Erkennen Sie erst mal, dass Sie einsam sind!
Viele Menschen verleugnen doch, dass sie längst einsam sind. Sie wollen es sich nicht anmerken lassen und kehren den Kraftprotz raus – „Ich und einsam? Aber ich doch nicht. Macht euch keine Sorgen!“
Da fällt mir gerade die Geschichte über einen Hartz 4-Empfänger ein, die seine Tochter im Internet veröffentlicht hat: „Schlafen, essen, fernsehen, schlafen!“ Sie beschreibt den Tagesablauf ihres Vaters, der sich kaum noch bewegt, immer mehr in sich hineinstopf – Essen als Beschäftigung! – nur noch auf den Fernseher starrt – zwischendurch seine Frau anbrüllt: „Wann gibt´s Essen“ oder: „Bring mir mal ´ne Pulle Bier. Das Essen besteht fast nur noch aus panierten Schnitzeln oder Frikadellen, morgens Brot, abends ins Bett, ohne die Zähne zu putzen. Man könnte auch sagen, Schlafen als Beschäftigung.

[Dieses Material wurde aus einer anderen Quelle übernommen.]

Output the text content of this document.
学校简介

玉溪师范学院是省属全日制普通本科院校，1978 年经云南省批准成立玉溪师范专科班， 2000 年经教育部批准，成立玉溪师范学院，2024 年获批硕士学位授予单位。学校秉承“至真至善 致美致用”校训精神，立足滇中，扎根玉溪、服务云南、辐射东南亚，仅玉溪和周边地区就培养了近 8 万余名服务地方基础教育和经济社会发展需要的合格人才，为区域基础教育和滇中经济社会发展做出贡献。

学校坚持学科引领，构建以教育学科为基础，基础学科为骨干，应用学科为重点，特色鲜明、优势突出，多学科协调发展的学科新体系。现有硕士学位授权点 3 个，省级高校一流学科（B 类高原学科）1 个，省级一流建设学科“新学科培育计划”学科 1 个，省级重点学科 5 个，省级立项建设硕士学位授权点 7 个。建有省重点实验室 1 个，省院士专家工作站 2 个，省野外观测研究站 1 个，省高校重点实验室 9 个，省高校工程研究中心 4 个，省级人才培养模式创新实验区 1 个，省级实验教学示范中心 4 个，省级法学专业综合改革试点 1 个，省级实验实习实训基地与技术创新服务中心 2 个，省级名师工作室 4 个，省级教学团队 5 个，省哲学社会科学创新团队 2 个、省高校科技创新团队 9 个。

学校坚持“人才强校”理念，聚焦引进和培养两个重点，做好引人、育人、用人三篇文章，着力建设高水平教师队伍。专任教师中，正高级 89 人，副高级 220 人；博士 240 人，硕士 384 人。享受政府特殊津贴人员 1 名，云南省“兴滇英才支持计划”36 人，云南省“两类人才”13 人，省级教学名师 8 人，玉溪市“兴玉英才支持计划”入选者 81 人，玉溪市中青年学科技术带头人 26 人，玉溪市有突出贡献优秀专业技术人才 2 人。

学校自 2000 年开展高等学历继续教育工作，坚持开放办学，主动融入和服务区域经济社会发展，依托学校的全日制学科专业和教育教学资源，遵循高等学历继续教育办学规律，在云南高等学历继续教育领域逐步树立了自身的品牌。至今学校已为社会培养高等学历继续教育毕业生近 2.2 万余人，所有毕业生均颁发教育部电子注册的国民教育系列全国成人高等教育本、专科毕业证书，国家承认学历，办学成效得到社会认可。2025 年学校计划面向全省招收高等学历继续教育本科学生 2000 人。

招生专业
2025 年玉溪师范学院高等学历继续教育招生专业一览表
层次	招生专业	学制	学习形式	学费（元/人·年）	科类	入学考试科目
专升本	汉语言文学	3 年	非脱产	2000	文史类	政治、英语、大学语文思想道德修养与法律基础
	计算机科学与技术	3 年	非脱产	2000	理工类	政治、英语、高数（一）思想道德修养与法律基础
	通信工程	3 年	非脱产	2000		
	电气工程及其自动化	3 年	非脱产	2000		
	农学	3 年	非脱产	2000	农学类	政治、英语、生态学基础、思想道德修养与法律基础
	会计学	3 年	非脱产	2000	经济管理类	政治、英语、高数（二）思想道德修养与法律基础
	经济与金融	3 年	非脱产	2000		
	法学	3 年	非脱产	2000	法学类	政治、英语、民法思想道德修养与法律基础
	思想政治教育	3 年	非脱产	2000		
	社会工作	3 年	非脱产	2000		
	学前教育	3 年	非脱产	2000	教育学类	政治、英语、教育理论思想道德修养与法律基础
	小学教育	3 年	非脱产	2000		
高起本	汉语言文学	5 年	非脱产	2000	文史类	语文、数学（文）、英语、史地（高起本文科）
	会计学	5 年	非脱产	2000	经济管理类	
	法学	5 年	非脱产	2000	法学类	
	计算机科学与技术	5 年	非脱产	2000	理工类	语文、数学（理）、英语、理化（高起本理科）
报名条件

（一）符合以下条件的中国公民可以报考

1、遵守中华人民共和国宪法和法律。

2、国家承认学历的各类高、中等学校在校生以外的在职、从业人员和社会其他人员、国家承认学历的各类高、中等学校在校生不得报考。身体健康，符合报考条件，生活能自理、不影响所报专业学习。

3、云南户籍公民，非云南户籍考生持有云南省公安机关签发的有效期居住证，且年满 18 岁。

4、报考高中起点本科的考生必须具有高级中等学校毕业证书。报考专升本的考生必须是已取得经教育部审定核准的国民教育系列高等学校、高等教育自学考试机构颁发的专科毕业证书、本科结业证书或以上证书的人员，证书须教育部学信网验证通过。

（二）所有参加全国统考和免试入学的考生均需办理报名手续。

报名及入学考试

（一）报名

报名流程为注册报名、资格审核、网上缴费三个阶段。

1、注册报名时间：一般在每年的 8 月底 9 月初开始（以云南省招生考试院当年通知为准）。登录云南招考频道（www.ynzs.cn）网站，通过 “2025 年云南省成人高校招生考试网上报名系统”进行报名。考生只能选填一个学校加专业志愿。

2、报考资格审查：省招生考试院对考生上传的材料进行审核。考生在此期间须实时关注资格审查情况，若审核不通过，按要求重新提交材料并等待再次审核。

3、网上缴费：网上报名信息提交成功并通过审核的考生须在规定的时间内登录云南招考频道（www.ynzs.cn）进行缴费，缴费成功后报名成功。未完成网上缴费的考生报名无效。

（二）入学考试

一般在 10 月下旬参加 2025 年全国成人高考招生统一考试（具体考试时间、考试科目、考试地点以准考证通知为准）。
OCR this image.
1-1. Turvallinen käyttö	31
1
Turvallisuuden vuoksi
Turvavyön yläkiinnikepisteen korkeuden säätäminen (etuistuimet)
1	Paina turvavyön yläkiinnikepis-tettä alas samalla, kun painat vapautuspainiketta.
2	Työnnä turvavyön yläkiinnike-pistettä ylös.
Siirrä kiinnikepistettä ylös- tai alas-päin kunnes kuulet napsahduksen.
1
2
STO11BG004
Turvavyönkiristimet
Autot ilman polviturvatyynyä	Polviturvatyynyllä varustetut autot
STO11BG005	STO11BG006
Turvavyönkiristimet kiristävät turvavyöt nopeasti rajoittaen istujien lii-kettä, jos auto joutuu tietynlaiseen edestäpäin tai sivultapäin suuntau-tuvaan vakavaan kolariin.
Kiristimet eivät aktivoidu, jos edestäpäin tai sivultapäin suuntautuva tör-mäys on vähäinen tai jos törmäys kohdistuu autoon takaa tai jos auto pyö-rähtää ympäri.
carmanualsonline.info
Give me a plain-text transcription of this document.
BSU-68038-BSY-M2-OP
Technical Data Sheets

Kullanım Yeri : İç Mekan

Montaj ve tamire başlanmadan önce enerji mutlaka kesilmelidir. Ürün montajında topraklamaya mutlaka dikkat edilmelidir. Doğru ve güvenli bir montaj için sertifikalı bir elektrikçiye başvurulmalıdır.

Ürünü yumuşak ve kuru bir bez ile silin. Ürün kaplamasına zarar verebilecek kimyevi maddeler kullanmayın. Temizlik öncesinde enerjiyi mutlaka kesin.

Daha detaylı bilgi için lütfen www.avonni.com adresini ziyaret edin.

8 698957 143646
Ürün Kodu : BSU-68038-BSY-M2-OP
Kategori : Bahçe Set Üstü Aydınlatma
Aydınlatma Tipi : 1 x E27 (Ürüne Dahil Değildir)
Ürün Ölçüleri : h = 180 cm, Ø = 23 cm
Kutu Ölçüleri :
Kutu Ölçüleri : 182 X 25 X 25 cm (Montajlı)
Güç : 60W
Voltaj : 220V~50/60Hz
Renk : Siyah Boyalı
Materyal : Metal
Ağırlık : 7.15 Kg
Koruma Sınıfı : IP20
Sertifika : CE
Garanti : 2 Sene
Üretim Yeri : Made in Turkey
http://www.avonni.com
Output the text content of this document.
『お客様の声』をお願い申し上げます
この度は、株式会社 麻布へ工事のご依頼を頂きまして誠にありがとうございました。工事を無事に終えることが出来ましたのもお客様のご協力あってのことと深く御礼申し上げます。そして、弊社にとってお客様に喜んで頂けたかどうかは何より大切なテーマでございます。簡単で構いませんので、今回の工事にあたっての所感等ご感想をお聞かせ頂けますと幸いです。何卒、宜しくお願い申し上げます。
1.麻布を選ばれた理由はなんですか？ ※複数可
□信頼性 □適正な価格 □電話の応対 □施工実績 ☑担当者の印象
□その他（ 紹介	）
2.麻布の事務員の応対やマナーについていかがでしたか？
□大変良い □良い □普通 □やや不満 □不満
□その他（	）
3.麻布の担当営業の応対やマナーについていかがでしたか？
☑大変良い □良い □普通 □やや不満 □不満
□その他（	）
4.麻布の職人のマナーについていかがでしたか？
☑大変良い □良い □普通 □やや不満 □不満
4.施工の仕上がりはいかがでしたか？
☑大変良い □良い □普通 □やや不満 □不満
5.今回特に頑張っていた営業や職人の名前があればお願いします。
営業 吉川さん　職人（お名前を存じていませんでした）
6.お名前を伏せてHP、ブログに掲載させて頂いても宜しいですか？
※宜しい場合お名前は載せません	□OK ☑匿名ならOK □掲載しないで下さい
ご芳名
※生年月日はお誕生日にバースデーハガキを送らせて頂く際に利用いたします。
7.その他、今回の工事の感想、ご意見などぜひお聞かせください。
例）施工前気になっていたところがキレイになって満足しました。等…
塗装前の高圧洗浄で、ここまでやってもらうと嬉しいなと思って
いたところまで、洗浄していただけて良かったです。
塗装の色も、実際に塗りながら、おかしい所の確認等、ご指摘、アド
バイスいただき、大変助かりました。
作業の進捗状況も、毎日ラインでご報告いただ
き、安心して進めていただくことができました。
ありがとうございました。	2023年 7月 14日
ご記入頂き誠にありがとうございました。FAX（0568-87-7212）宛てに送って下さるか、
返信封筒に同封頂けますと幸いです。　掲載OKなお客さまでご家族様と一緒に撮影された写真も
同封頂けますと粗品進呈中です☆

Nun ist der Mann ja eigentlich oberflächlich betrachtet gar nicht mal einsam. Er hat eine Frau und eine Tochter. Aber in seinem Dasein als langjähriger Sozialhilfe-Empfänger, weil die Firma dichtgemacht hat, eben doch sehr einsam in seinem ganzen Tagesablauf. Hier erwähnen wir deshalb ein weiteres wichtiges Stichwort in der Einsamkeits-Falle: Langeweile. Sie ist genau der Start in die Einsamkeit. Das bringt uns auf die nächste Frage.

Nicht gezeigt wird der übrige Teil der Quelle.